David Chaplin acquired world rights to Depp v Heard: The Unreal Story directly from the author, who reported on the case. It will publish in 2023.
In 2020 Hollywood actor Johnny Depp sued the owners of the Sun newspaper at the High Court in London for calling him a “wife-beater”. His ex-wife, fellow actor Amber Heard, was called as a witness, and Depp lost the case. In April this year, Depp sued Heard for defamation in the US, for claiming, via the Washington Post, that she was a victim of domestic violence.
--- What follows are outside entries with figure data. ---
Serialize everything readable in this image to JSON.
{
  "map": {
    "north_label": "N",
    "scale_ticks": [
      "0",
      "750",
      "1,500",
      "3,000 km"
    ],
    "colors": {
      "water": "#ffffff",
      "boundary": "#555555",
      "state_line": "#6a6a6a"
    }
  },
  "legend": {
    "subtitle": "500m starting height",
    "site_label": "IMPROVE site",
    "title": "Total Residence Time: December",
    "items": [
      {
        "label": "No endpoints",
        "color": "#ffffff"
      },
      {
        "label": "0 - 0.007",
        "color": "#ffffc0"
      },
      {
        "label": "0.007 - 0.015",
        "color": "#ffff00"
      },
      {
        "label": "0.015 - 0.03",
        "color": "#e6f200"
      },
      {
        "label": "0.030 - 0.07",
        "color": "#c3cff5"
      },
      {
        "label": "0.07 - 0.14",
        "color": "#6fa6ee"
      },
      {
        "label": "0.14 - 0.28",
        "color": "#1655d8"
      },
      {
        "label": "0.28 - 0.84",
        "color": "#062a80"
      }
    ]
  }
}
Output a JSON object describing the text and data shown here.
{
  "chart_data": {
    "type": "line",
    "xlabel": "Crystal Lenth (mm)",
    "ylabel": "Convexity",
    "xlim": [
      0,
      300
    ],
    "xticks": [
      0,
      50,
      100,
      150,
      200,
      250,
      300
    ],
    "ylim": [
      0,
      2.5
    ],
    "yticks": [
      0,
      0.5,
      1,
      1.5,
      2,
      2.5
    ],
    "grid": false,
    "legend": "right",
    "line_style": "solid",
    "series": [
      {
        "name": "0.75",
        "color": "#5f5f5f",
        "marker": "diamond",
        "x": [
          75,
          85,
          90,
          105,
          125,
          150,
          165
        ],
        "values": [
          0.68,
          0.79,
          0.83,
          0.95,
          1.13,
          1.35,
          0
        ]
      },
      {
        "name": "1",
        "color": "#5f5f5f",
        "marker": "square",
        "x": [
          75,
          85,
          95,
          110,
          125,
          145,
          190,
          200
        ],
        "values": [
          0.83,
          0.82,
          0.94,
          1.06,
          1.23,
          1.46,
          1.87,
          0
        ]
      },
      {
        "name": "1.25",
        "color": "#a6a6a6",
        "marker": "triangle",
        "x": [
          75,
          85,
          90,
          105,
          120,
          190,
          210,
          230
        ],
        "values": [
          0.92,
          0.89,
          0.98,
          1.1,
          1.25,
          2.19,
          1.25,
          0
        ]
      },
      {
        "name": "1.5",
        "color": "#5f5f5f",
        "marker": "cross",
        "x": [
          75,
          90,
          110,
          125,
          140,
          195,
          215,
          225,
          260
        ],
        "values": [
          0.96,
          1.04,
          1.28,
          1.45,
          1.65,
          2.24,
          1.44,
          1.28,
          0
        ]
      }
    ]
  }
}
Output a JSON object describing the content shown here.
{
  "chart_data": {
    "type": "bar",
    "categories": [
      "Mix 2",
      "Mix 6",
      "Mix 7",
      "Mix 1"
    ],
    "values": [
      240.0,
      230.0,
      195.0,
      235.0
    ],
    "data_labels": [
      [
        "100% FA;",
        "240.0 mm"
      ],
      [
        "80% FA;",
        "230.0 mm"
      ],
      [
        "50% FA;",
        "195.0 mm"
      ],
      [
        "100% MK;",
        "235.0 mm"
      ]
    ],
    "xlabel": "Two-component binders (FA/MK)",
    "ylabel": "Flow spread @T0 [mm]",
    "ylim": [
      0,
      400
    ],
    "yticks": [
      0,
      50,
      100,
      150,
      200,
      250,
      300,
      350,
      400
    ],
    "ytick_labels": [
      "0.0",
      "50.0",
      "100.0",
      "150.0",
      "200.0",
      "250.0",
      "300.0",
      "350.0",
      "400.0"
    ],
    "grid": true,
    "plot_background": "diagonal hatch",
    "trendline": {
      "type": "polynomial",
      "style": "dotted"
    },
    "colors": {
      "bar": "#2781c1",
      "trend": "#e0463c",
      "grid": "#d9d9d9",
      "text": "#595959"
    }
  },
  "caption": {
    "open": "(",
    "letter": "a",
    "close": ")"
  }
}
This time, with both the jury and in the court of public opinion supporting him, Depp won.
"After two exhaustive trials, how did the outcomes differ so widely," the synopsis questions. "And which verdict, if any, contains the truth?"
The book, it continues, "dives headlong into a saga that transfixed millions of people. In the engaging, page-turning style of his first bestselling book—The Great Post Office Scandal (Bath Publishing)—Nick sets up the legal drama, weaves his own reportage through the story and provides definitive analysis of the undisputed factual evidence to uncover the real truth behind Depp v Heard."
"I am so pleased to have secured a second book deal with Bath Publishing," Wallis said. "The Great Post Office Scandal demonstrated Bath’s ability to promote and sell a mainstream title which nonetheless sits comfortably within its heritage as a legal publisher. Depp v Heard: The Unreal Story goes a step further—into a wilder madness played out on a global stage, framed and shaped by two very different legal systems and the online badlands of social media."
Chaplin added: "It is such an opportunity for a small publisher like us to work with Nick on another book tackling an explosive subject which has become embedded in the public consciousness. Nick will recount the story in his customary evenhanded way, cutting through the one-eyed passions of social media, to provide a timeless account of what really did happen in and around the court."